China-US Tariff War Could Have Drastic Effects on Automotive Industry
If domestic automakers are unable to develop compelling environmentally friendly models, they are likely to lose market share, resulting in decreased exports and job losses in the United States.
According to a study commissioned by the Consumer Technology Association and the National Retail Federation, approximately 455,000 jobs are at risk from the latest escalation in the trade war between the United States and China. The recent $150 billion dollar retaliation tariffs by China in response to President Donald Trump’s raising of tariffs against the nation has increased tension.
“The American business community urges the Administration and the Chinese government to move forward expeditiously and in good faith to strike a high-standard, comprehensive, enforceable agreement, and end the tariffs now in place. Prolonging trade tensions and the escalation of tariffs are in neither country’s interest,” stated Myron Brilliant, Executive Vice President and Head of International Affairs, U.S. Chamber of Commerce regarding the current situation.
CNBC reported early on Monday concerning the ongoing trade war between the two nations:
“China will raise tariffs on $60 billion in U.S. goods in retaliation for the U.S. decision to hike duties on Chinese goods,” the Chinese Finance Ministry said Monday. “Beijing will increase tariffs on more than 5,000 products to as high as 25%. Duties on some other goods will increase to 20%. Those rates will rise from either 10% or 5% previously.”
The move follows President Donald Trump’s decision to raise duties on $200 billion in Chinese products to 25% from 10%. The world’s two largest economies have struggled to sign a trade deal and end a widening conflict that threatens to damage the global economy.
The continued standoff positions both China and the United States in a difficult situation. Yet, China may be better equipped to handle the evolving landscape regarding the automotive industries move to green energy.
China’s Move Away From Fossil Fuel Only Vehicles
Prior to the tariff war between the countries began to unfold, China began attempts to situate itself as a leader in electronic vehicle production. In September of 2017, Xin Guobin, China’s Vice Minister of Industry and Information Technology, announced regulators would be preparing a timeline to ban the sale and production of fossil fuel only vehicles. In March 2019, the Hainan province became the first to announce 2030 as the ban on fossil fuel only vehicles. If the announcement begins a pattern throughout China, the sale of fossil fuel only vehicles would end in approximately a decade.
Currently, the Chinese automotive market is the largest in the world, with sales of over 28 million vehicles in 2018 compared to 17 million in the United States. However, the market has been suffering as of late.

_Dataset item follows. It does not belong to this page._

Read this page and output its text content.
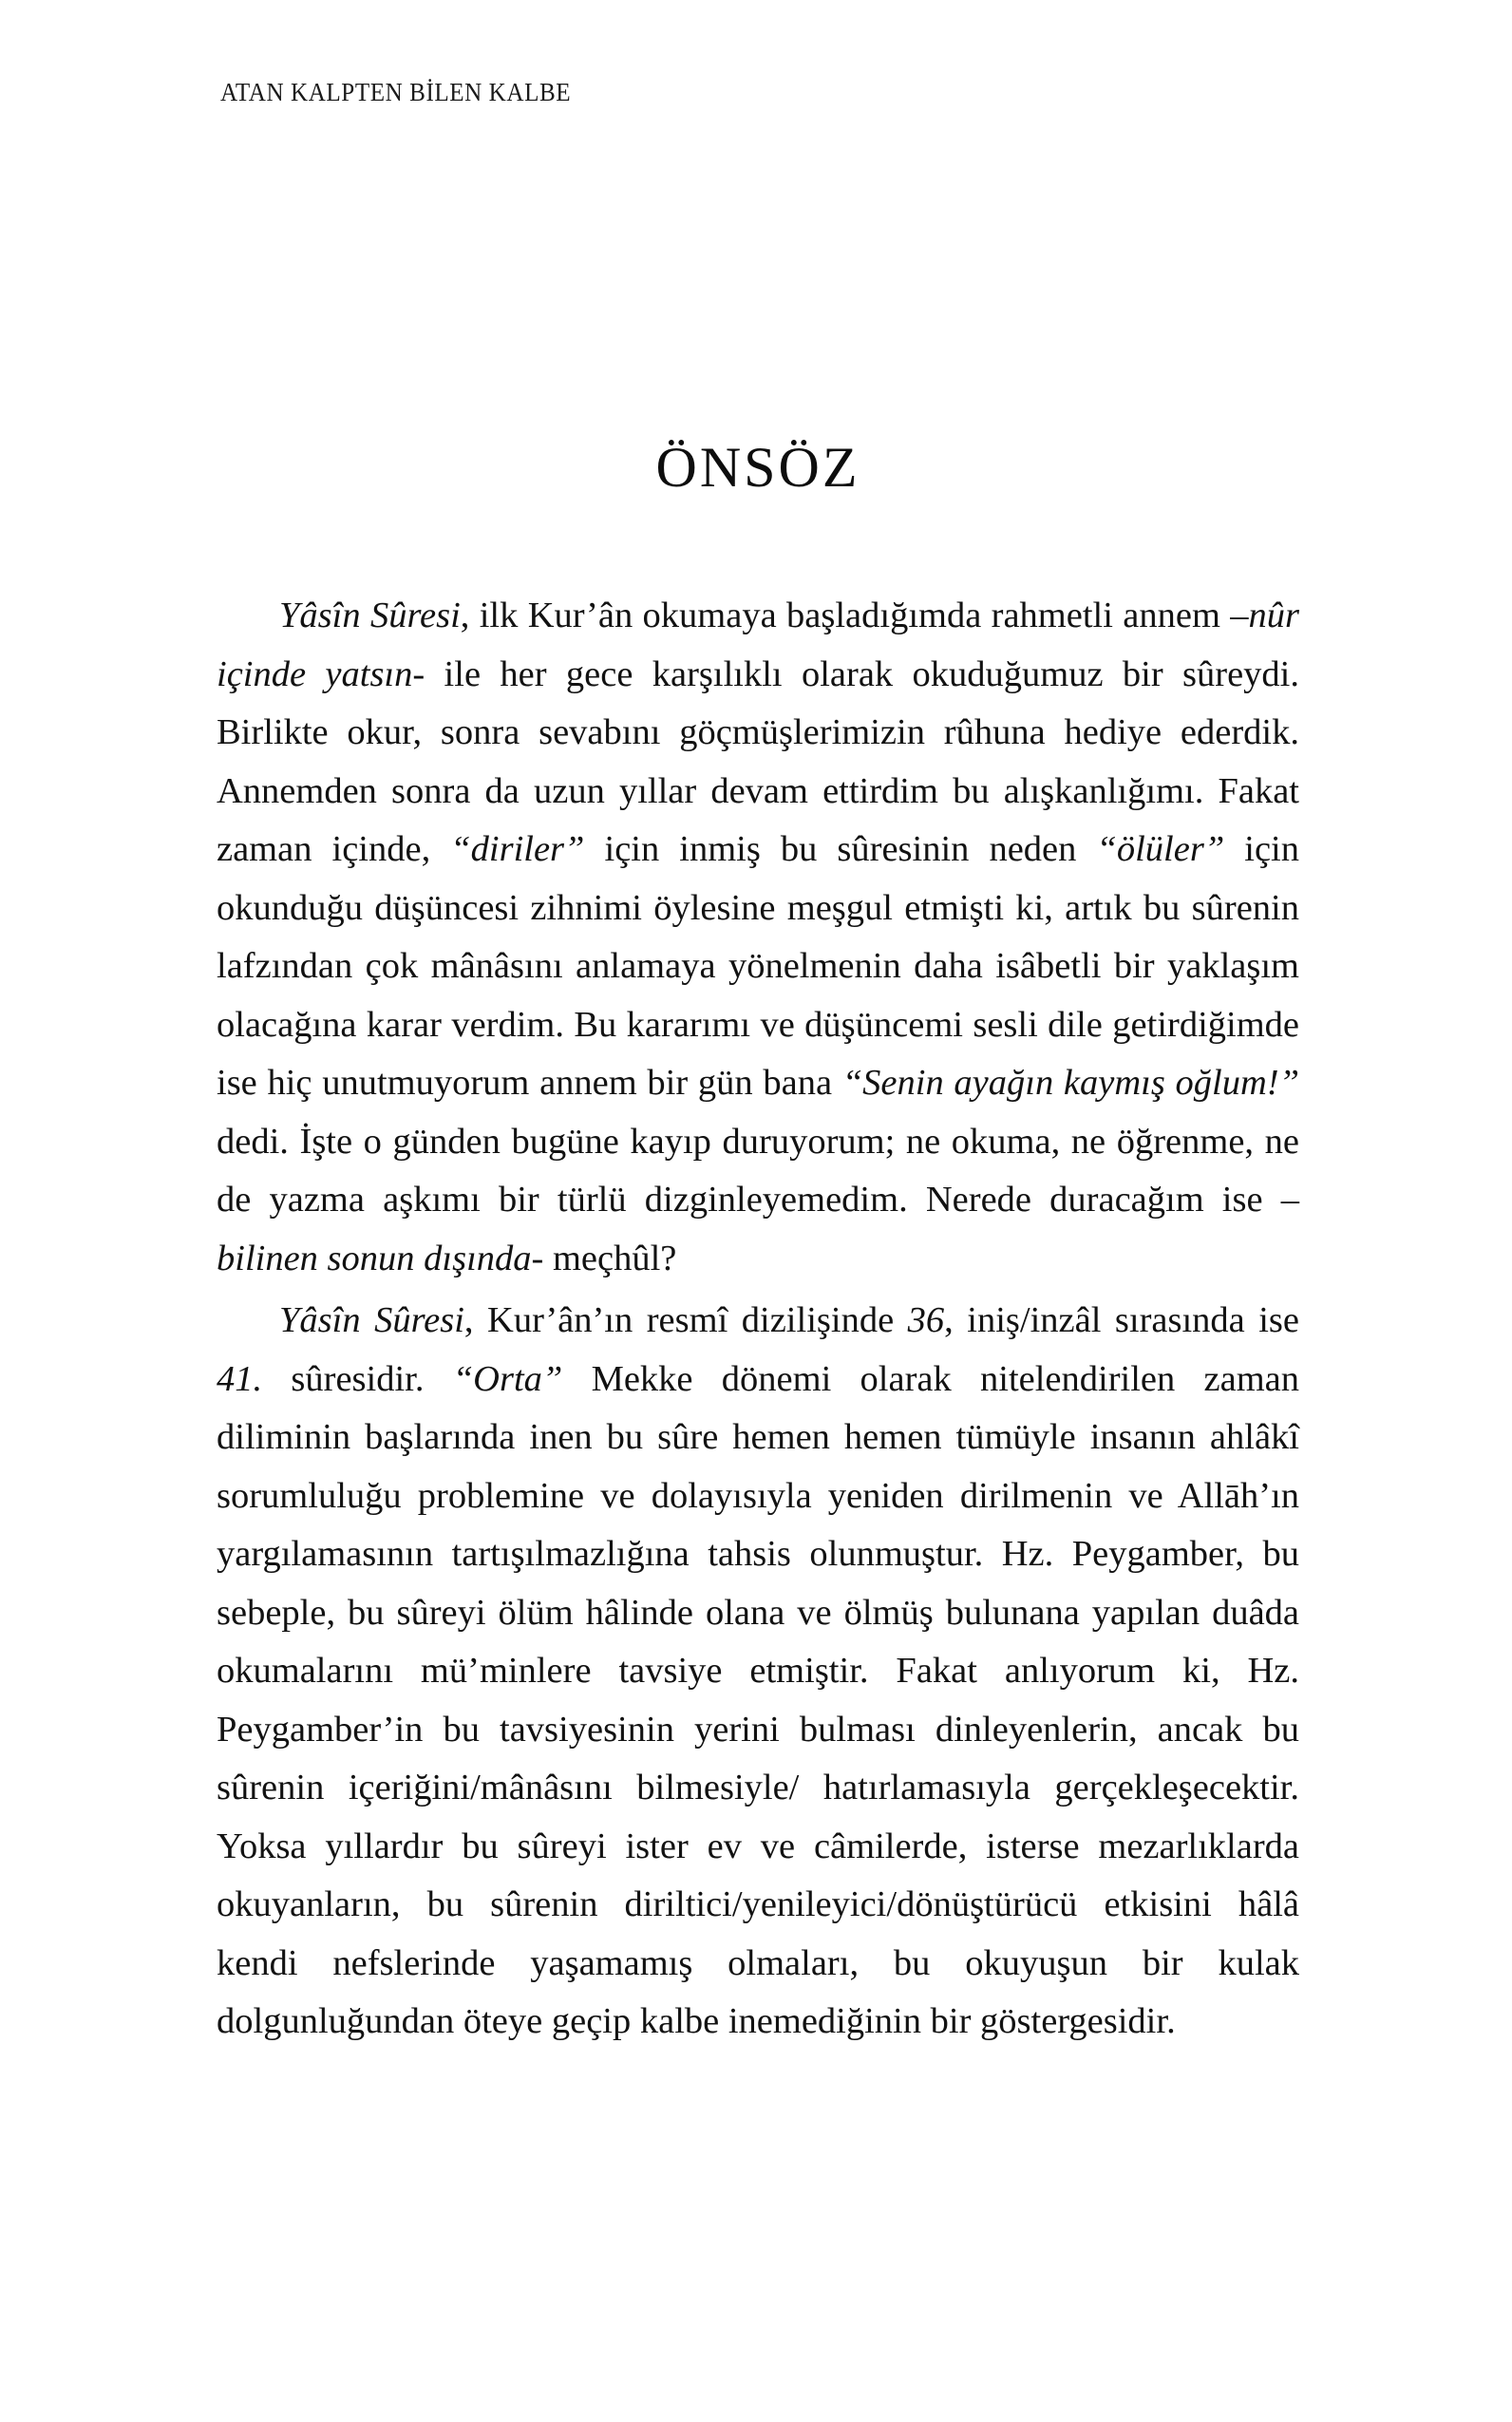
ATAN KALPTEN BİLEN KALBE
ÖNSÖZ

Yâsîn Sûresi, ilk Kur’ân okumaya başladığımda rahmetli annem –nûr içinde yatsın- ile her gece karşılıklı olarak okuduğumuz bir sûreydi. Birlikte okur, sonra sevabını göçmüşlerimizin rûhuna hediye ederdik. Annemden sonra da uzun yıllar devam ettirdim bu alışkanlığımı. Fakat zaman içinde, “diriler” için inmiş bu sûresinin neden “ölüler” için okunduğu düşüncesi zihnimi öylesine meşgul etmişti ki, artık bu sûrenin lafzından çok mânâsını anlamaya yönelmenin daha isâbetli bir yaklaşım olacağına karar verdim. Bu kararımı ve düşüncemi sesli dile getirdiğimde ise hiç unutmuyorum annem bir gün bana “Senin ayağın kaymış oğlum!” dedi. İşte o günden bugüne kayıp duruyorum; ne okuma, ne öğrenme, ne de yazma aşkımı bir türlü dizginleyemedim. Nerede duracağım ise –bilinen sonun dışında- meçhûl?

Yâsîn Sûresi, Kur’ân’ın resmî dizilişinde 36, iniş/inzâl sırasında ise 41. sûresidir. “Orta” Mekke dönemi olarak nitelendirilen zaman diliminin başlarında inen bu sûre hemen hemen tümüyle insanın ahlâkî sorumluluğu problemine ve dolayısıyla yeniden dirilmenin ve Allāh’ın yargılamasının tartışılmazlığına tahsis olunmuştur. Hz. Peygamber, bu sebeple, bu sûreyi ölüm hâlinde olana ve ölmüş bulunana yapılan duâda okumalarını mü’minlere tavsiye etmiştir. Fakat anlıyorum ki, Hz. Peygamber’in bu tavsiyesinin yerini bulması dinleyenlerin, ancak bu sûrenin içeriğini/mânâsını bilmesiyle/ hatırlamasıyla gerçekleşecektir. Yoksa yıllardır bu sûreyi ister ev ve câmilerde, isterse mezarlıklarda okuyanların, bu sûrenin diriltici/yenileyici/dönüştürücü etkisini hâlâ kendi nefslerinde yaşamamış olmaları, bu okuyuşun bir kulak dolgunluğundan öteye geçip kalbe inemediğinin bir göstergesidir.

“Vehicles sales in China, the world’s largest auto market, fell 14.6% in April from the same month a year earlier, the country’s biggest auto industry association said on Monday, marking the 10th consecutive month of decline,” reports Reuters UK. “…Sales of new energy vehicles (NEV) have been a bright spot, rising 18.1% in April to 97,000 vehicles, CAAM said. NEV sales jumped almost 62 percent last year even as the broader auto market contracted,” the outlet later explained in relation to the “China VI” emission standards, which were enacted to combat climate change.

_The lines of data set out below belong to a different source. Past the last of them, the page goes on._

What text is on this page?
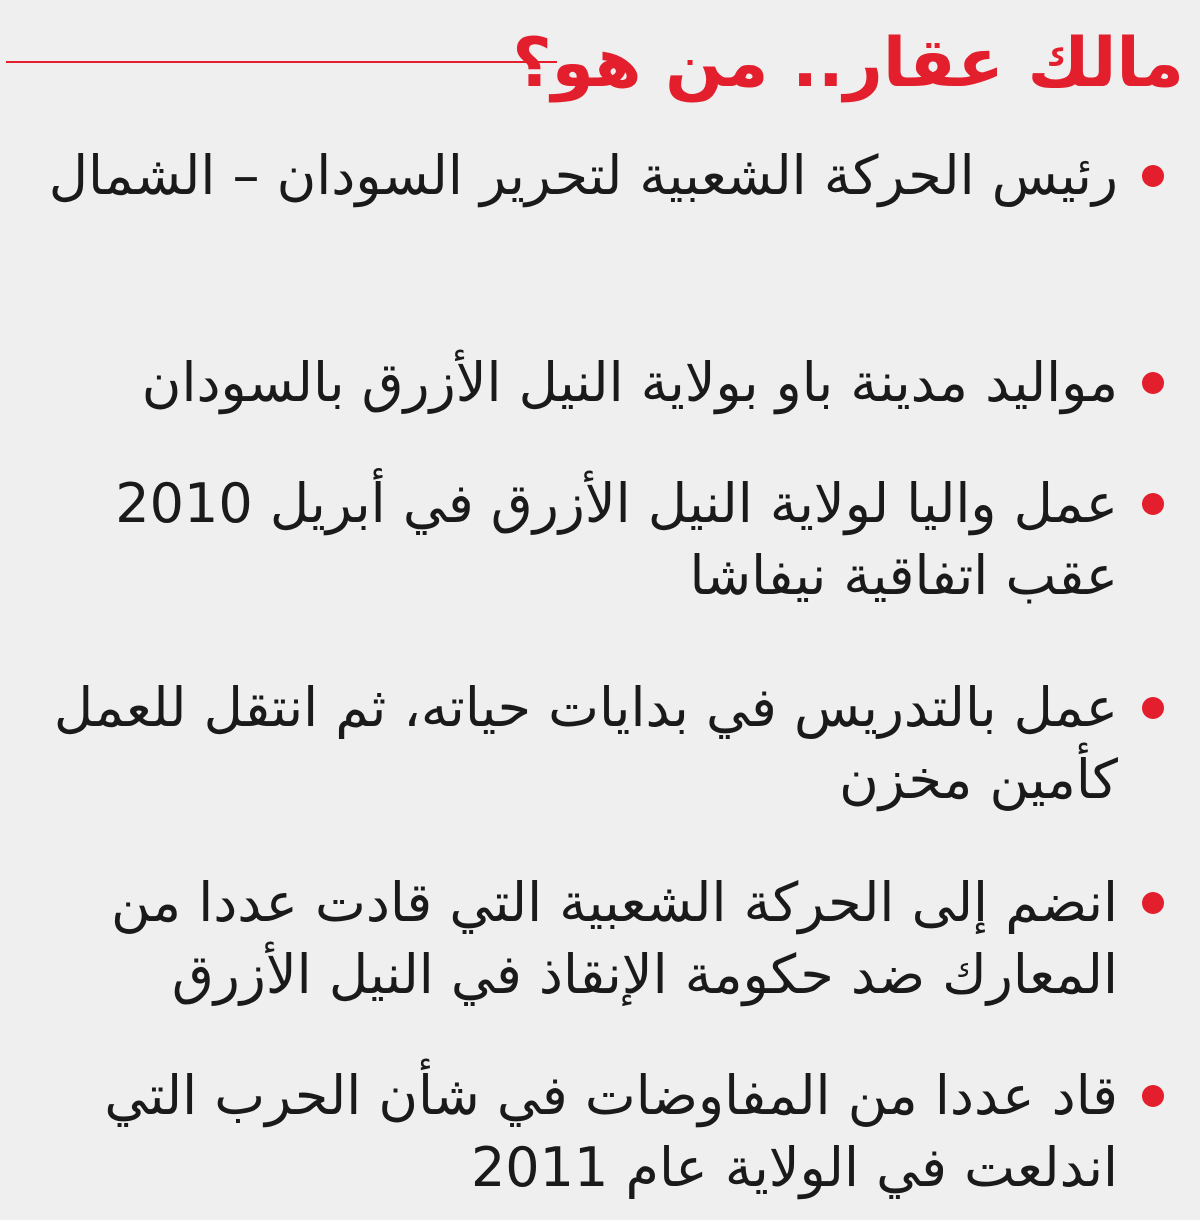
مالك عقار.. من هو؟

رئيس الحركة الشعبية لتحرير السودان – الشمال

مواليد مدينة باو بولاية النيل الأزرق بالسودان

عمل واليا لولاية النيل الأزرق في أبريل 2010 عقب اتفاقية نيفاشا

عمل بالتدريس في بدايات حياته، ثم انتقل للعمل كأمين مخزن

انضم إلى الحركة الشعبية التي قادت عددا من المعارك ضد حكومة الإنقاذ في النيل الأزرق

قاد عددا من المفاوضات في شأن الحرب التي اندلعت في الولاية عام 2011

The nation has already restricted the sales of fossil fuel vehicles by banning the sale of over 500 models in 2018 from manufacturers including Mercedes Benz and General Motors. Several cities limit the sale of such vehicles through a yearly license plate lottery. Additionally, the government has required automakers to meet EV production quotas of approximately 3-4% in 2019.
If domestic automakers are unable to develop compelling environmentally friendly models, they are likely to lose market share, resulting in decreased exports and job losses in the United States. With conversations about the prospects of replacing fossil fuels with renewable energy, especially in relation to vehicles, keeping pace with Chinese manufacturers will be necessary for American manufacturers.

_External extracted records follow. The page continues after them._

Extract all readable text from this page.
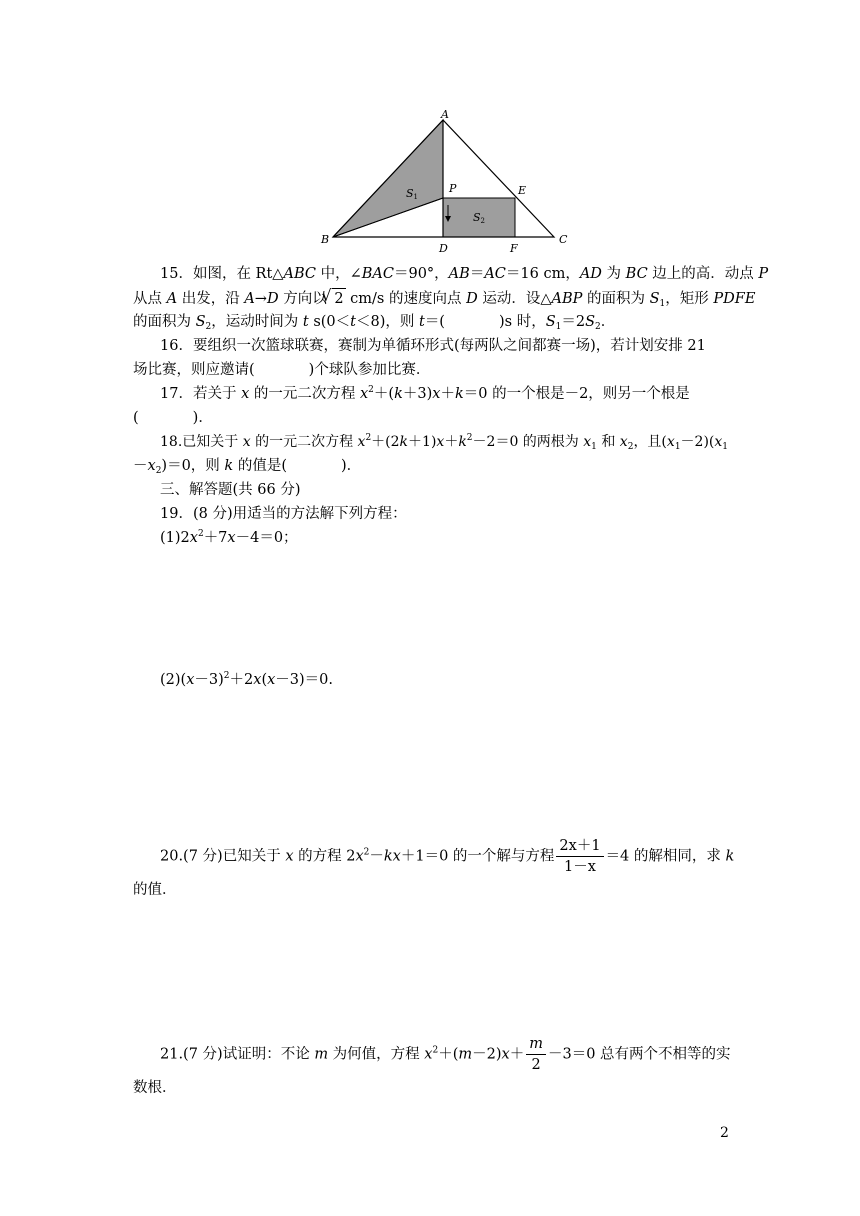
A
B	C
D
E
F
P
S1
S2
15．如图，在 Rt△ABC 中，∠BAC＝90°，AB＝AC＝16 cm，AD 为 BC 边上的高．动点 P
从点 A 出发，沿 A→D 方向以 √ 2 cm/s 的速度向点 D 运动．设△ABP 的面积为 $S_1$，矩形 PDFE
的面积为 $S_2$，运动时间为 t s(0＜t＜8)，则 t＝(	)s 时，$S_1=2S_2$．
16．要组织一次篮球联赛，赛制为单循环形式(每两队之间都赛一场)，若计划安排 21
场比赛，则应邀请(	)个球队参加比赛．
17．若关于 x 的一元二次方程 $x^2+(k+3)x+k=0$ 的一个根是－2，则另一个根是
(	)．
18.已知关于 x 的一元二次方程 $x^2+(2k+1)x+k^2-2=0$ 的两根为 $x_1$ 和 $x_2$，且$(x_1-2)(x_1$
$-x_2)=0$，则 k 的值是(	)．
三、解答题(共 66 分)
19．(8 分)用适当的方法解下列方程：
$(1)2x^2+7x-4=0$；
$(2)(x-3)^2+2x(x-3)=0$.
20.(7 分)已知关于 x 的方程 $2x^2-kx+1=0$ 的一个解与方程 $\frac{2x+1}{1-x} =4$ 的解相同，求 k
的值．
21.(7 分)试证明：不论 m 为何值，方程 $x^2+(m-2)x+ \frac{m}{2} -3=0$ 总有两个不相等的实
数根．
2
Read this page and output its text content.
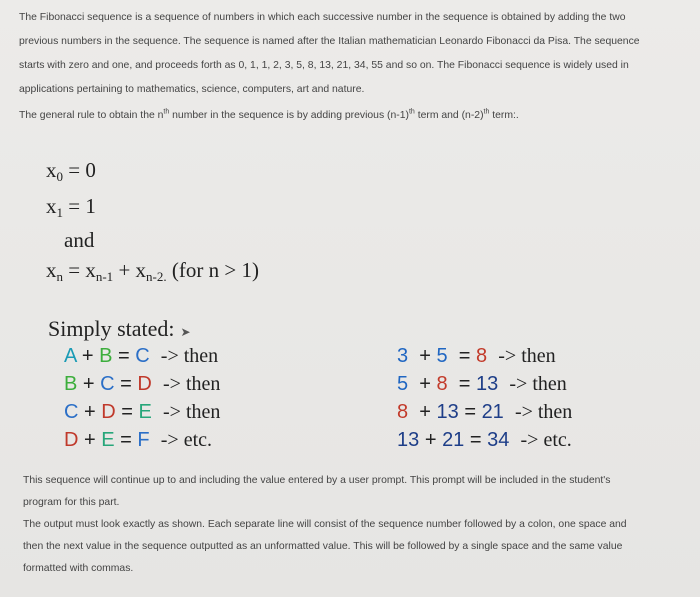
The Fibonacci sequence is a sequence of numbers in which each successive number in the sequence is obtained by adding the two

previous numbers in the sequence. The sequence is named after the Italian mathematician Leonardo Fibonacci da Pisa. The sequence

starts with zero and one, and proceeds forth as 0, 1, 1, 2, 3, 5, 8, 13, 21, 34, 55 and so on. The Fibonacci sequence is widely used in

applications pertaining to mathematics, science, computers, art and nature.

The general rule to obtain the $n^{th}$ number in the sequence is by adding previous $(n-1)^{th}$ term and $(n-2)^{th}$ term:.
$x_0 = 0$
$x_1 = 1$
and
$x_n = x_{n-1} + x_{n-2.}$ (for n > 1)
Simply stated: ➤
A + B = C -> then
B + C = D -> then
C + D = E -> then
D + E = F -> etc.
3 + 5 = 8 -> then
5 + 8 = 13 -> then
8 + 13 = 21 -> then
13 + 21 = 34 -> etc.

This sequence will continue up to and including the value entered by a user prompt. This prompt will be included in the student's

program for this part.

The output must look exactly as shown. Each separate line will consist of the sequence number followed by a colon, one space and

then the next value in the sequence outputted as an unformatted value. This will be followed by a single space and the same value

formatted with commas.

Challenges US Manufacturers Face
Legacy automakers face existential challenges as they lose their competitive advantage and are at a competitive disadvantage due to their lack of expertise in emerging technology. If there is a resistance to developing green vehicle technology, the United States car industry could see another disaster.
Possible high-quality and low-cost imports from China could pose a challenge to domestic automakers, much like the Japanese imports of the 1980s. Overcoming the conversion of changing technologies, loss of competitiveness and increased foreign competition will be a great challenge, especially in the aftermath of the 2009 bailout.
However, hope remains if domestic automakers are open to change. The transition into new automobile technologies offers the opportunity to obtain double-digit market share to companies that position themselves to take advantage of the altering landscape.
Federal and State governments should provide the necessary assistance during this transition period to increase competitiveness in the new technology and ensure exports, jobs and positive balances of trade. If these changes can be a part of Green New Deal proposals, domestic manufacturers will be able to compete with international competitors who are embracing green technology.